Key elements of SlimMessageBus

  • Consumers:
    • IConsumer<in TMessage> - subscriber in pub/sub or queue consumer
    • IRequestHandler<in TRequest, TResponse> - request handler in req/resp
  • Producers:
    • IPublishBus - publisher in pub/sub or queue producer
    • IRequestResponseBus - sender in req/resp
    • IMessageBus
  • Misc
    • IRequestMessage<TResponse> - marker for request messages
    • MessageBus

Principles

  • The core of SlimMessageBus is "slim"
    • Simple, common and friendly API to work with messaging systems
    • No external dependencies. Logging is done via Common.Logging, so that you can connect your favorite logger provider.
    • The core interface can be used in domain model (e.g.
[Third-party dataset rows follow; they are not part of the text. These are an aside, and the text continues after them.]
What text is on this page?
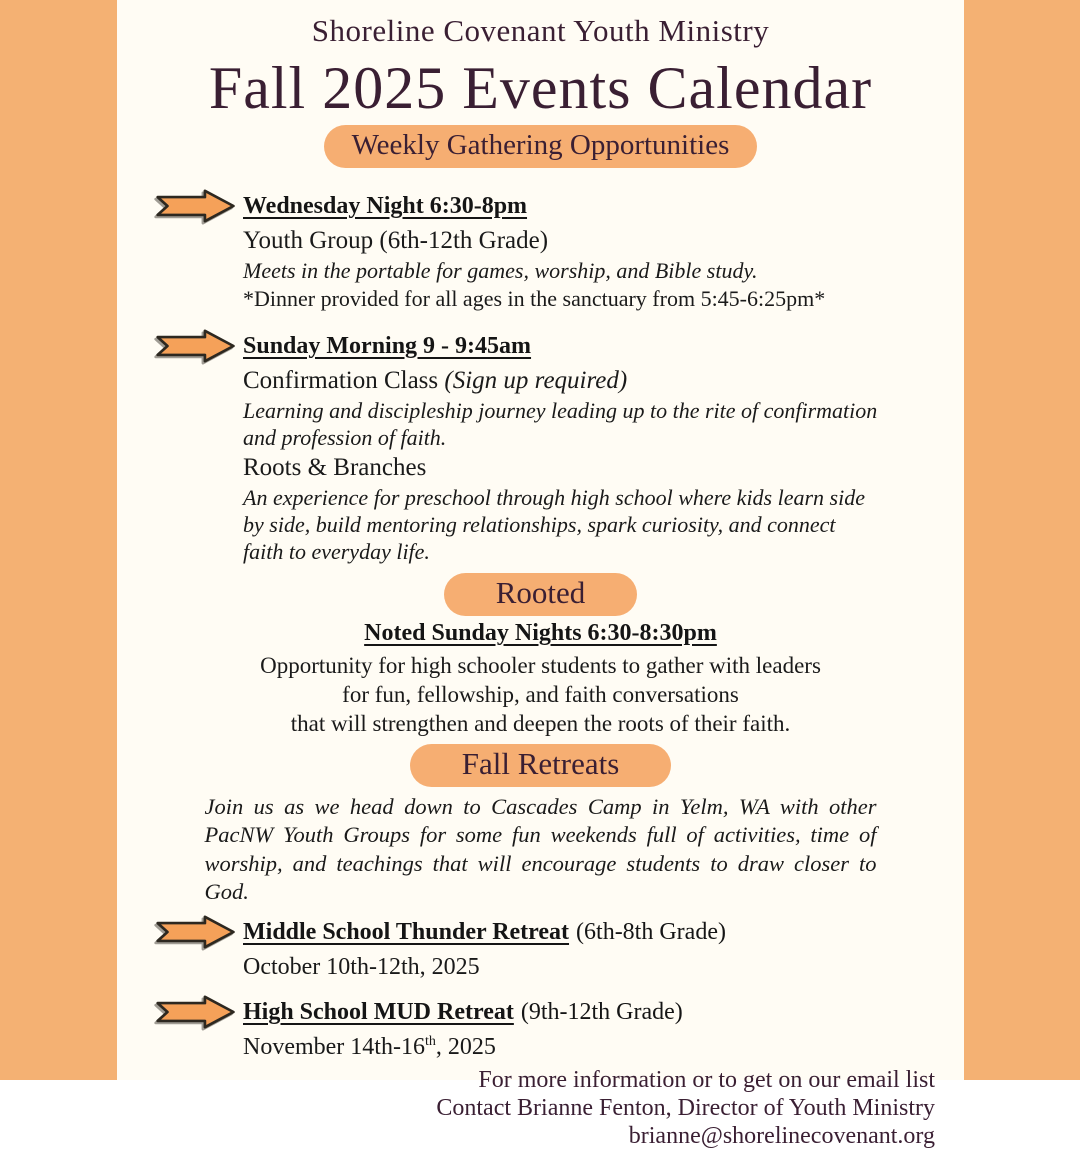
Shoreline Covenant Youth Ministry
Fall 2025 Events Calendar
Weekly Gathering Opportunities
Wednesday Night 6:30-8pm
Youth Group (6th-12th Grade)
Meets in the portable for games, worship, and Bible study.
*Dinner provided for all ages in the sanctuary from 5:45-6:25pm*
Sunday Morning 9 - 9:45am
Confirmation Class (Sign up required)
Learning and discipleship journey leading up to the rite of confirmation and profession of faith.
Roots & Branches
An experience for preschool through high school where kids learn side by side, build mentoring relationships, spark curiosity, and connect faith to everyday life.
Rooted
Noted Sunday Nights 6:30-8:30pm
Opportunity for high schooler students to gather with leaders
for fun, fellowship, and faith conversations
that will strengthen and deepen the roots of their faith.
Fall Retreats
Join us as we head down to Cascades Camp in Yelm, WA with other PacNW Youth Groups for some fun weekends full of activities, time of worship, and teachings that will encourage students to draw closer to God.
Middle School Thunder Retreat (6th-8th Grade)
October 10th-12th, 2025
High School MUD Retreat (9th-12th Grade)
November 14th-16th, 2025
For more information or to get on our email list
Contact Brianne Fenton, Director of Youth Ministry
brianne@shorelinecovenant.org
DomainEvents)
  • Plugin architecture:
    • DI integration (Autofac, CommonServiceLocator)
    • Message serialization (JSON, XML)
    • Use your favorite messaging broker as provider by simply pulling a nuget package
  • No threads created (pure TPL)
  • Async/Await support
  • Fluent configuration

Packages

Name Descripton NuGet
SlimMessageBus The interfaces to work with SlimMessageBus NuGet
SlimMessageBus.Host The common implementation for the hosting application layer NuGet
SlimMessageBus.Host.Kafka Provider for Apache Kafka NuGet
SlimMessageBus.Host.AzureEventHub (alpha) Provider for Azure Event Hub NuGet
SlimMessageBus.Host.Redis (future) Provider for Redis .
SlimMessageBus.Host.InMemory (pending) Implementation for in-process (memory) message passing .
SlimMessageBus.Host.ServiceLocator Resolves dependencies from ServiceLocator NuGet
SlimMessageBus.Host.Autofac Resolves dependencies from Autofac container NuGet
SlimMessageBus.Host.Serialization.Json Message serialization provider for JSON NuGet

Typically your application components only need to depend on SlimMessageBus which is the facade. Your application hosting layer (ASP.NET, Windows Service, Console App) will add and configure the other packages.

Samples

Check out the Samples folder.

Usage examples

Request-response with Kafka

Use case:

  • The web app has to display thumbnails of large images.
  • The thumbnails are requested in the WebApi and are generated on demand (and saved) by the Worker (unless they exist already).
  • WebApi and Worker exchange messages via Apache Kafka

Frontend makes a call to resize an image 'DSC0862.jpg' to '120x80' in size, by using this URL:

http://localhost:50452/api/Image/DSC0862.jpg/?w=120&h=80&mode=1

This gets handled by the WebApi method of the ImageController

private readonly IRequestResponseBus _bus;
// ...
[Route("{fileId}")]
public async Task<HttpResponseMessage> GetImageThumbnail(string fileId, ThumbnailMode mode, int w, int h)
{
    var thumbFileContent = // ... try to load content for the desired thumbnail w/h/mode/fileId
    if (thumbFileContent == null)
    {
        // Task will await until response comes back (or timeout happens). The HTTP request will be queued and IIS processing thread released.
        var thumbGenResponse = await _bus.Send(new GenerateThumbnailRequest(fileId, mode, w, h));
        thumbFileContent = await _fileStore.GetFile(thumbGenResponse.FileId);
    }
    return ServeStream(thumbFileContent);
}

The GenerateThumbnailRequest request is handled by a handler in one of the pool of Worker console apps.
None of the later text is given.